Definition
An AI hallucination occurs when a language model generates information that sounds plausible and is presented with confidence but is factually incorrect, fabricated, or nonsensical. The model is not lying in any intentional sense — it is producing the most statistically likely sequence of words based on its training, and sometimes that sequence happens to be wrong. Hallucinations can range from minor inaccuracies (wrong dates, incorrect statistics) to completely invented facts (citing academic papers that do not exist, describing features a product does not have). The term “hallucination” captures the fact that the model genuinely appears to “see” something that is not there.
Why It Matters
Hallucinations are the single biggest risk in deploying AI for business-critical tasks. If an AI assistant gives a customer incorrect information about a product, a legal document contains a fabricated precedent, or a financial summary includes made-up figures, the consequences range from embarrassment to legal liability. Understanding that hallucinations are a known property of language models — not a bug that will be fixed in the next update — is essential for any business using AI. It shapes how you design systems (always include verification steps), where you deploy AI (support material rather than final output), and how much human oversight you maintain.

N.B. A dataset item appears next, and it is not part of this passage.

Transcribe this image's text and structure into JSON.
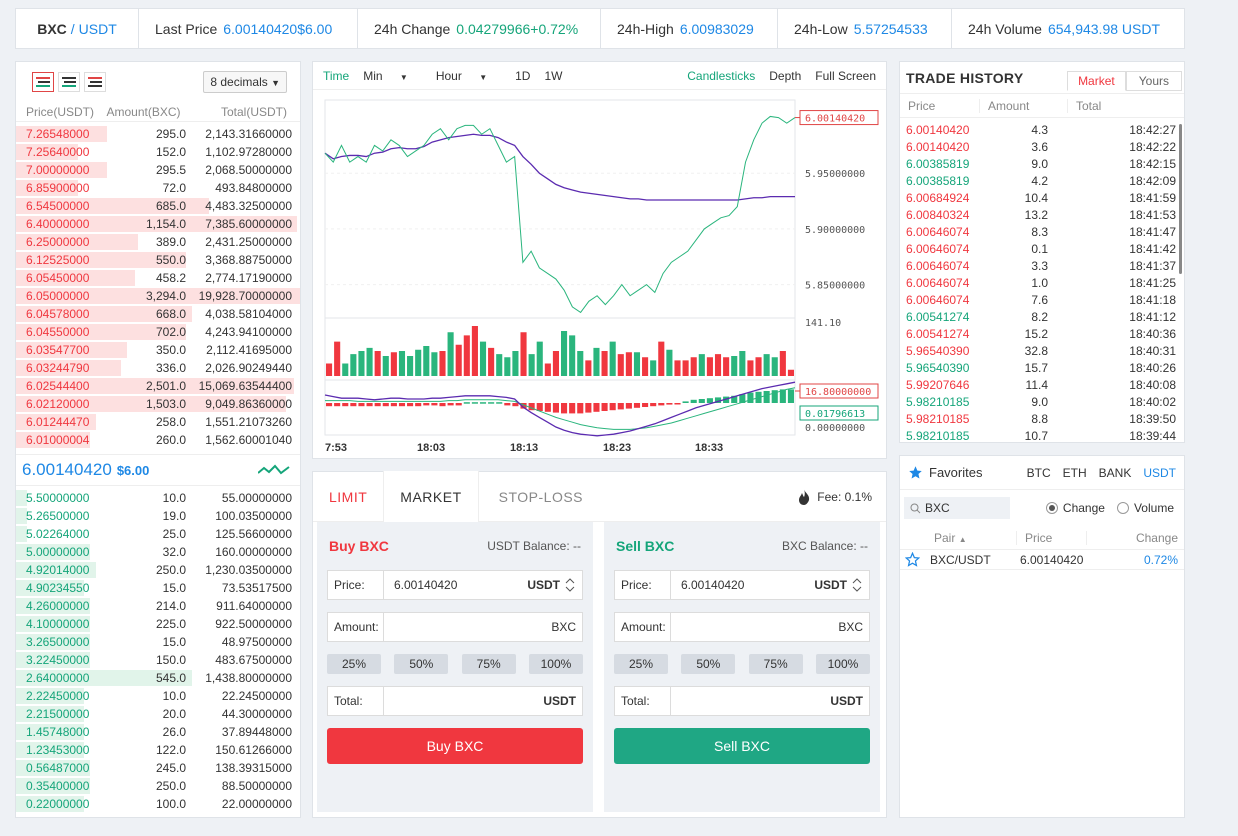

The solution is not to avoid AI, but to build workflows that catch and correct hallucinations before they reach the end user.
Example
A travel agency uses an AI assistant to help customers plan trips. A customer asks about visa requirements for UK citizens visiting Brazil. The model confidently states that UK citizens need a visa obtained in advance from the Brazilian embassy, with a processing time of ten working days. In reality, UK citizens do not need a visa for tourist stays of up to ninety days. The error is caught during a routine quality check, but had it reached the customer, it could have caused unnecessary expense and a wasted embassy visit. The agency adds a RAG layer that grounds visa answers in verified government sources.